The similarity of M. royleana to other mints has led some authors to even assign it as a mere varietal of M. longifolia. However, it is currently accepted as a distinct species by authorities such as Plants of the World Online. Studies of populations of M. royleana and M. spicata determined they were genetically distinct enough to justify their separate species classifications. Recent literature continues to call for further investigation to establish M. royleanas true taxonomic status.

==Distribution and habitat==
While Mentha royleanas native distribution is in the region of the Himalayas (including India, Pakistan and Nepal), it is now established throughout Northwest Asia and Europe. It has also been intentionally cultivated in parts of China. It is frequent in wet places, principally at elevations from 9000 to 11000 feet (11,000 or 12,000 feet in another source ). Some authors have described it as common, or indeed even "the commonest mint" in Pakistan.

==Use==
Mentha royleana has been assessed as a plant with a "high use value" in traditional medicine. It has been used to treat a variety of ailments. It is said to be used as a treatment for vomiting, diarrhea, dysentary, and cholera, as well as a general carminative.

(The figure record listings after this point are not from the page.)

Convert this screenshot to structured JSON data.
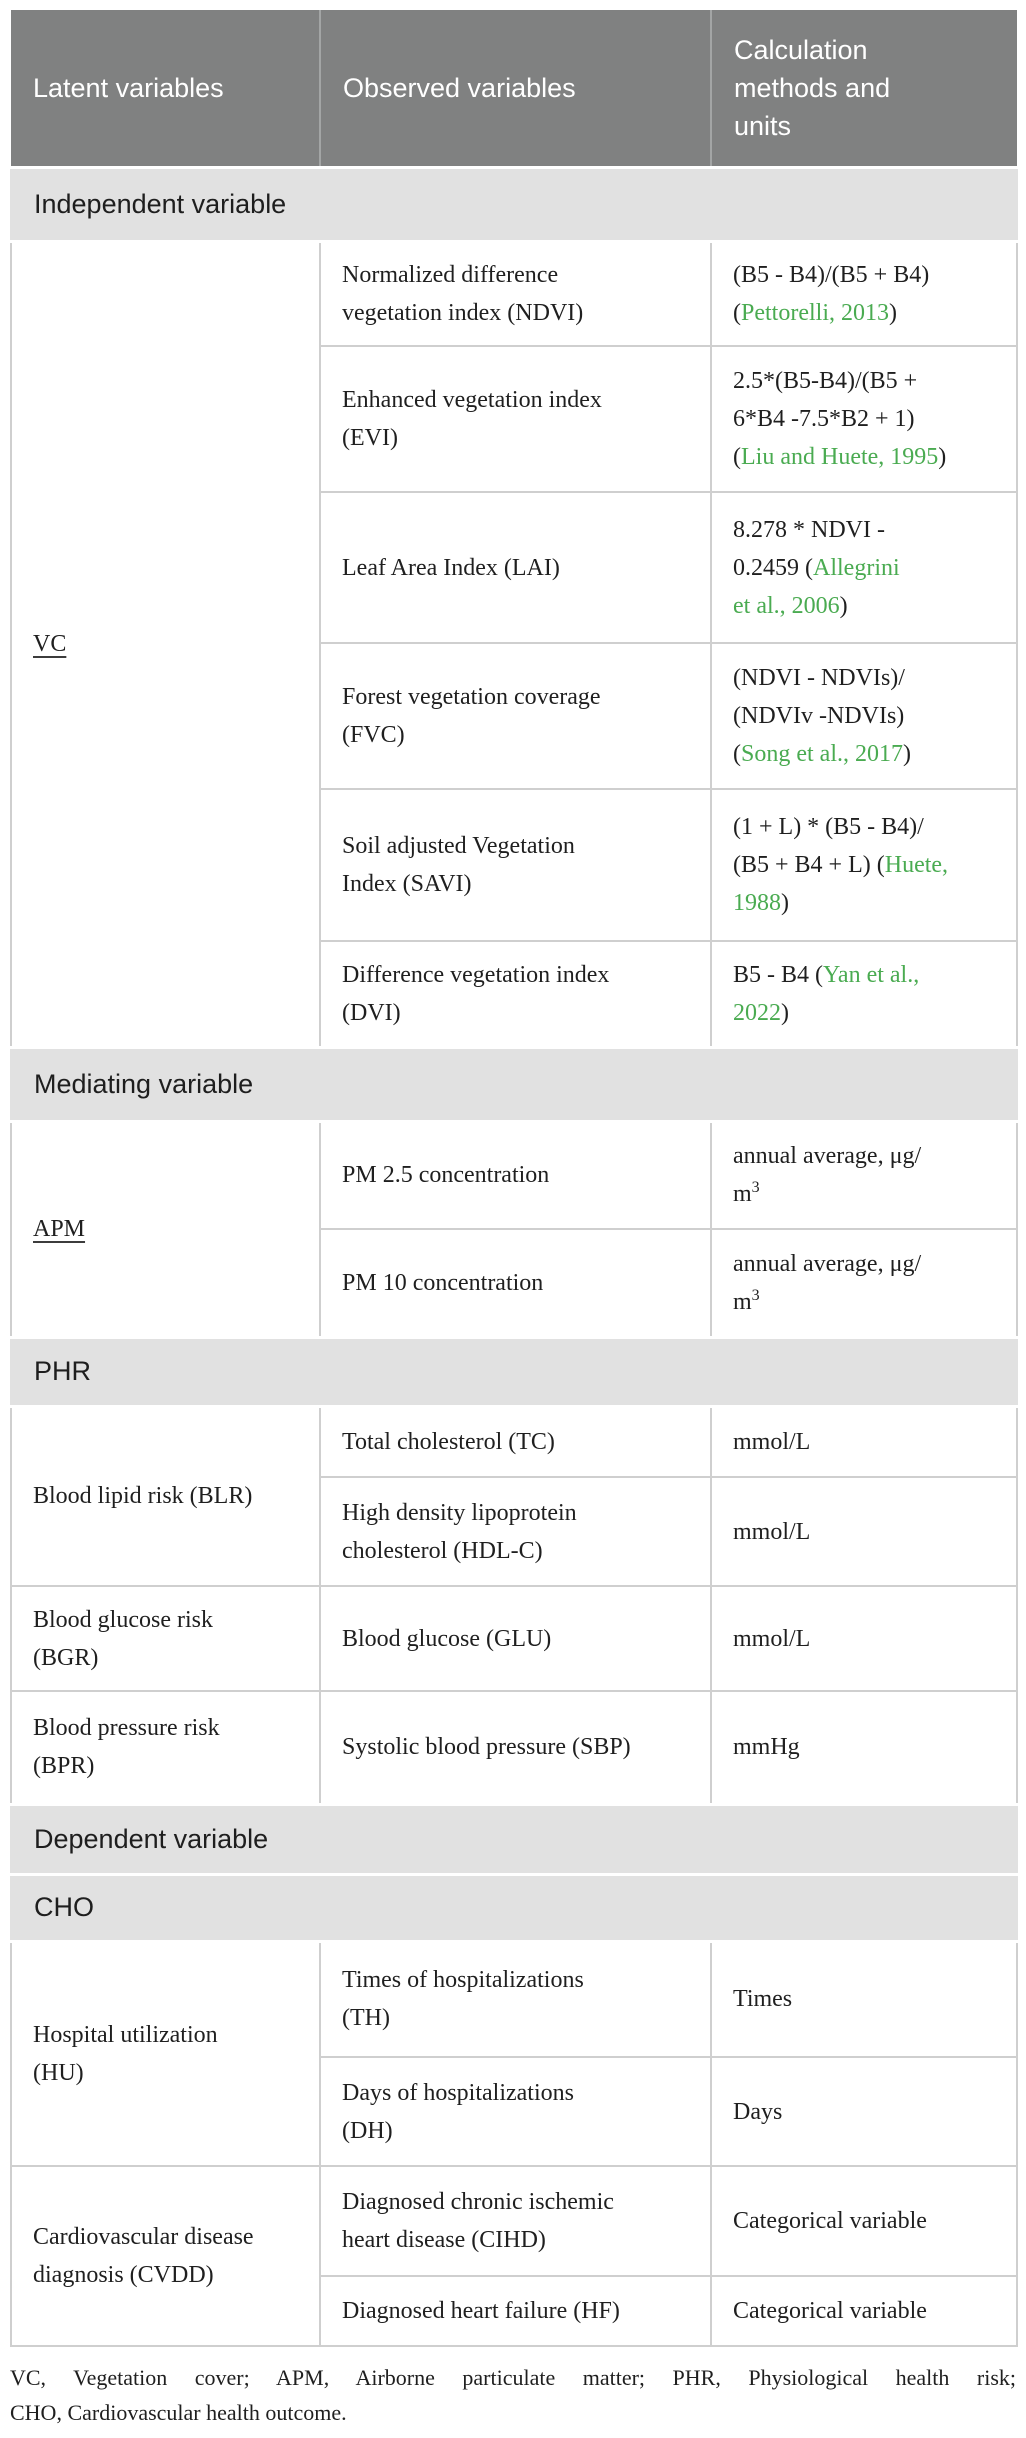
{
  "colors": {
    "header_bg": "#808181",
    "header_text": "#ffffff",
    "band_bg": "#e1e1e1",
    "border": "#cfcfcf",
    "link_green": "#4aab51",
    "text": "#1f1f1f"
  },
  "header": {
    "latent": "Latent variables",
    "observed": "Observed variables",
    "calc": "Calculation\nmethods and\nunits"
  },
  "bands": {
    "independent": "Independent variable",
    "mediating": "Mediating variable",
    "phr": "PHR",
    "dependent": "Dependent variable",
    "cho": "CHO"
  },
  "latent": {
    "vc": "VC",
    "apm": "APM",
    "blr": "Blood lipid risk (BLR)",
    "bgr": "Blood glucose risk\n(BGR)",
    "bpr": "Blood pressure risk\n(BPR)",
    "hu": "Hospital utilization\n(HU)",
    "cvdd": "Cardiovascular disease\ndiagnosis (CVDD)"
  },
  "observed": {
    "ndvi": "Normalized difference\nvegetation index (NDVI)",
    "evi": "Enhanced vegetation index\n(EVI)",
    "lai": "Leaf Area Index (LAI)",
    "fvc": "Forest vegetation coverage\n(FVC)",
    "savi": "Soil adjusted Vegetation\nIndex (SAVI)",
    "dvi": "Difference vegetation index\n(DVI)",
    "pm25": "PM 2.5 concentration",
    "pm10": "PM 10 concentration",
    "tc": "Total cholesterol (TC)",
    "hdlc": "High density lipoprotein\ncholesterol (HDL-C)",
    "glu": "Blood glucose (GLU)",
    "sbp": "Systolic blood pressure (SBP)",
    "th": "Times of hospitalizations\n(TH)",
    "dh": "Days of hospitalizations\n(DH)",
    "cihd": "Diagnosed chronic ischemic\nheart disease (CIHD)",
    "hf": "Diagnosed heart failure (HF)"
  },
  "calc": {
    "ndvi": [
      {
        "t": "(B5 - B4)/(B5 + B4)\n("
      },
      {
        "t": "Pettorelli, 2013",
        "link": true,
        "name": "citation-link-pettorelli-2013"
      },
      {
        "t": ")"
      }
    ],
    "evi": [
      {
        "t": "2.5*(B5-B4)/(B5 +\n6*B4 -7.5*B2 + 1)\n("
      },
      {
        "t": "Liu and Huete, 1995",
        "link": true,
        "name": "citation-link-liu-huete-1995"
      },
      {
        "t": ")"
      }
    ],
    "lai": [
      {
        "t": "8.278 * NDVI -\n0.2459 ("
      },
      {
        "t": "Allegrini\net al., 2006",
        "link": true,
        "name": "citation-link-allegrini-2006"
      },
      {
        "t": ")"
      }
    ],
    "fvc": [
      {
        "t": "(NDVI - NDVIs)/\n(NDVIv -NDVIs)\n("
      },
      {
        "t": "Song et al., 2017",
        "link": true,
        "name": "citation-link-song-2017"
      },
      {
        "t": ")"
      }
    ],
    "savi": [
      {
        "t": "(1 + L) * (B5 - B4)/\n(B5 + B4 + L) ("
      },
      {
        "t": "Huete,\n1988",
        "link": true,
        "name": "citation-link-huete-1988"
      },
      {
        "t": ")"
      }
    ],
    "dvi": [
      {
        "t": "B5 - B4 ("
      },
      {
        "t": "Yan et al.,\n2022",
        "link": true,
        "name": "citation-link-yan-2022"
      },
      {
        "t": ")"
      }
    ],
    "pm25": [
      {
        "t": "annual average, μg/\nm"
      },
      {
        "t": "3",
        "sup": true
      }
    ],
    "pm10": [
      {
        "t": "annual average, μg/\nm"
      },
      {
        "t": "3",
        "sup": true
      }
    ],
    "tc": "mmol/L",
    "hdlc": "mmol/L",
    "glu": "mmol/L",
    "sbp": "mmHg",
    "th": "Times",
    "dh": "Days",
    "cihd": "Categorical variable",
    "hf": "Categorical variable"
  },
  "footnote": {
    "line1": "VC, Vegetation cover; APM, Airborne particulate matter; PHR, Physiological health risk;",
    "line2": "CHO, Cardiovascular health outcome."
  }
}
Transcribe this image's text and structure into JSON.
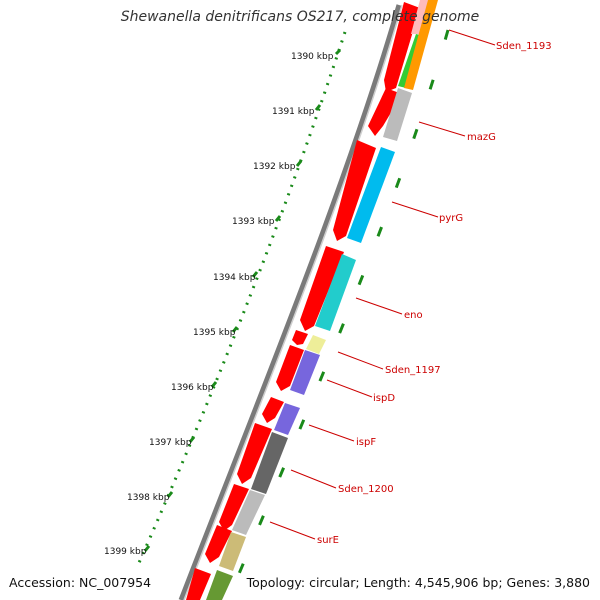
{
  "title": "Shewanella denitrificans OS217, complete genome",
  "accession": "Accession: NC_007954",
  "topology": "Topology: circular; Length: 4,545,906 bp; Genes: 3,880",
  "ticks": [
    "1390 kbp",
    "1391 kbp",
    "1392 kbp",
    "1393 kbp",
    "1394 kbp",
    "1395 kbp",
    "1396 kbp",
    "1397 kbp",
    "1398 kbp",
    "1399 kbp"
  ],
  "gene_labels": [
    "Sden_1193",
    "mazG",
    "pyrG",
    "eno",
    "Sden_1197",
    "ispD",
    "ispF",
    "Sden_1200",
    "surE"
  ],
  "colors": {
    "cds": "#ff0000",
    "backbone": "#7a7a7a",
    "ruler": "#1a8a1a",
    "label": "#cc0000",
    "green": "#33cc33",
    "orange": "#ff9900",
    "pink": "#ffbbbb",
    "light_gray": "#bbbbbb",
    "sky_blue": "#00bbee",
    "teal": "#22cccc",
    "pale_yellow": "#eeee99",
    "slate_purple": "#7766dd",
    "dark_gray": "#666666",
    "khaki": "#ccbb77",
    "olive": "#669933"
  }
}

In the Margalla Hills, part of the Himalayan foothills, it is ground with the fruit of Zanthoxylum armatum and combined with salt as a stomach ache cure. Herbal medicine practitioners in Batakundi mixes the leaves of M. royleana into green teas, with cooling and gas relief properties. In Parachinar, the leaves of the plant are sewed into cloth pads and wrapped around babies' chests to relieve flus and chest problems. In the Haramosh valley in Gilgit District, M. royleana is combined with pomegranate, ginger and garlic to produce a juice intended to treat diabetes and heart issues. Combined with Thymus linearis (Himalayan Thyme), it is used to treat high blood pressure and abdominal worms.

Aside from medical use, M. royleana is used to freshen the breath and in the preparation of sauces and salads. The floral shoots of M. royleana are also used in religious ceremonies in Hinduism.